Conflicting Perfected Security Interests in Proceeds Under Article 9 of the Uniform Commercial Code

Section 9-306 gives the inventory financer a “continuously perfected” security interest in the proceeds of the inventory if the security interest in the original collateral was perfected. “Proceeds” is defined as including “whatever is received when collateral or proceeds is sold, exchanged, collected or otherwise disposed of.” Thus, the inventory financer may have a security interest in the proceeds of the original collateral or the proceeds of the proceeds. The security interest in the proceeds may be perfected in either of two ways: (1) under section 9-306(3)(a) the security interest is perfected by filing a financing statement that expressly covers both the original collateral and the proceeds; (2) under section 9-306(3)(b) the security interest in proceeds is perfected by filing a new financing statement within ten days after the debtor has received the proceeds.

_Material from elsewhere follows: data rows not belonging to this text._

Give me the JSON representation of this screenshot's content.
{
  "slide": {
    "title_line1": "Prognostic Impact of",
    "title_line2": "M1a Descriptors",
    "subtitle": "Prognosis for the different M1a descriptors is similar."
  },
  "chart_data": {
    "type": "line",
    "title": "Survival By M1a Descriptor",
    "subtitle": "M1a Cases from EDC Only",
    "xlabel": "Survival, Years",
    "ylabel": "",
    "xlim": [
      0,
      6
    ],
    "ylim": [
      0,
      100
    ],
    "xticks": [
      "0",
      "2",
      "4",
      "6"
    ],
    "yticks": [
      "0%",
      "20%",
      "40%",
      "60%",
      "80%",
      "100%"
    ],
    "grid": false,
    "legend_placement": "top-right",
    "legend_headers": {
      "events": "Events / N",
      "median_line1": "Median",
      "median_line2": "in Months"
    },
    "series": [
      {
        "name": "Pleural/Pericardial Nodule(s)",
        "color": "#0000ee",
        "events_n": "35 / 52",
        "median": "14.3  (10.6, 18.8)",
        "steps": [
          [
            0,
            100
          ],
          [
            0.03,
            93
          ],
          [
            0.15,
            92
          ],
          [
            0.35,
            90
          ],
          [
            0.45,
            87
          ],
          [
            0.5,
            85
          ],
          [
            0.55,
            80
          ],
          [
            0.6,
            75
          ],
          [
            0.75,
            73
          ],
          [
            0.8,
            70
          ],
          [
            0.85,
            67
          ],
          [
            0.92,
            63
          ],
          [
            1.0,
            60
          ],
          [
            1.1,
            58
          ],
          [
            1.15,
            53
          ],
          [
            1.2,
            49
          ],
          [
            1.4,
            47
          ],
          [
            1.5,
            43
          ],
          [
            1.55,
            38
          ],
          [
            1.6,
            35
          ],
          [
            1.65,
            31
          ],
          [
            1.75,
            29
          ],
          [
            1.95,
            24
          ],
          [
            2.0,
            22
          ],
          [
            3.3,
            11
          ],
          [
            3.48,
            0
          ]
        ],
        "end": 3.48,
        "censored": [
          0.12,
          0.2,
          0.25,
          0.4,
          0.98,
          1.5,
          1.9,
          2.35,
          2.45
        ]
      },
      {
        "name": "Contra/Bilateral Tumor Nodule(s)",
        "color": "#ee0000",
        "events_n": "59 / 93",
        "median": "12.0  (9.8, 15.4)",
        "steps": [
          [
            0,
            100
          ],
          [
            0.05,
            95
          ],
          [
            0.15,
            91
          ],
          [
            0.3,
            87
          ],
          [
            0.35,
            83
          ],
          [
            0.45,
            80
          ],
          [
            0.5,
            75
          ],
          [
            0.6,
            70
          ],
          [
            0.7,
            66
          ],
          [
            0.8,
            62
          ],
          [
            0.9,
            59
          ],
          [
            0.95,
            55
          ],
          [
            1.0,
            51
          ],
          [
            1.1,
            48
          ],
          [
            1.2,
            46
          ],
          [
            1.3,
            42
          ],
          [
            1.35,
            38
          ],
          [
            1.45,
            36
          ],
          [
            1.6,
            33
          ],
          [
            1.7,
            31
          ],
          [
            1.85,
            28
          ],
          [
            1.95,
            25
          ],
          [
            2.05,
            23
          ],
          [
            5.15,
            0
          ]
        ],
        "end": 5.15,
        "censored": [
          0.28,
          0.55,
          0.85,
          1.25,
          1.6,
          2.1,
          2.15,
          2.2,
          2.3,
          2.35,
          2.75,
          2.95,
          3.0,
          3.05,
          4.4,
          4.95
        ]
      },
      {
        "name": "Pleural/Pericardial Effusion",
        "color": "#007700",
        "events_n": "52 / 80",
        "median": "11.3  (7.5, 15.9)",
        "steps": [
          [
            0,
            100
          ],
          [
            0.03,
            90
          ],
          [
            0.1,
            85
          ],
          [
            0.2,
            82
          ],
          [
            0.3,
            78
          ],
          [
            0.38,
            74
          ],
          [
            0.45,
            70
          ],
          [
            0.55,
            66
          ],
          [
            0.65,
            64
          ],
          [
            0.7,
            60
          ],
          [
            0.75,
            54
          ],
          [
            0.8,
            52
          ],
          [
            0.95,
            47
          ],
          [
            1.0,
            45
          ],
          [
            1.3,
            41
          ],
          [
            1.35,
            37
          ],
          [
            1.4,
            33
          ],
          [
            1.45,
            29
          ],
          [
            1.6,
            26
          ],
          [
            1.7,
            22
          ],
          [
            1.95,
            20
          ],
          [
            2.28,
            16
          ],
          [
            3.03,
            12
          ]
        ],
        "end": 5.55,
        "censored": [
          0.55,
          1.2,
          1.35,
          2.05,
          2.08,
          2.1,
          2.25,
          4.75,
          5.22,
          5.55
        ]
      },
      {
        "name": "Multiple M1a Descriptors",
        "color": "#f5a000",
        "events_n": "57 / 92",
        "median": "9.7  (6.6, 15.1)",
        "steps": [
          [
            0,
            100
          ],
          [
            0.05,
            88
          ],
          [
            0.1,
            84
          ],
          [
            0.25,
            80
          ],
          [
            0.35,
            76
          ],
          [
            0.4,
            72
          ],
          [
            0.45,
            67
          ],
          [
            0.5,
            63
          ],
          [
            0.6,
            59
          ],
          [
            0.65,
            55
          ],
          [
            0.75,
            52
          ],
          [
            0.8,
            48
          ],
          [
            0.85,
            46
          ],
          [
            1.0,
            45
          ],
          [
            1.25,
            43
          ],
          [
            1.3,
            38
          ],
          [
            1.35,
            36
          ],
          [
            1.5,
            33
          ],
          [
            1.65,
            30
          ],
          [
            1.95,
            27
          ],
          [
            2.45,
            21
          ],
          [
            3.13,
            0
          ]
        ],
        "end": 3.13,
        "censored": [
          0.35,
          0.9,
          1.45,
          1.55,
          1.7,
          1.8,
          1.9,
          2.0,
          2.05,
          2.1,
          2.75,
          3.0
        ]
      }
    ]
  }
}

The ease of perfecting a security interest in proceeds, however, increases the possibility of conflicting security interests in collateral in a number of situations in which at least one of the secured parties claims the collateral as proceeds. For example, the inventory financer may have an interest in proceeds consisting of documents, instruments, or chattel paper which conflicts with a claim by one who has purchased the paper or documents. Second, there may be two inventory financers claiming the proceeds. Third, the proceeds may be in the form of accounts, in which case both an inventory financer and an accounts financer could have a claim. It is the purpose of this Comment to discuss the problems created by these conflicts, to evaluate the solutions offered by the Code, and to recommend appropriate alterations where the Code scheme is inadequate.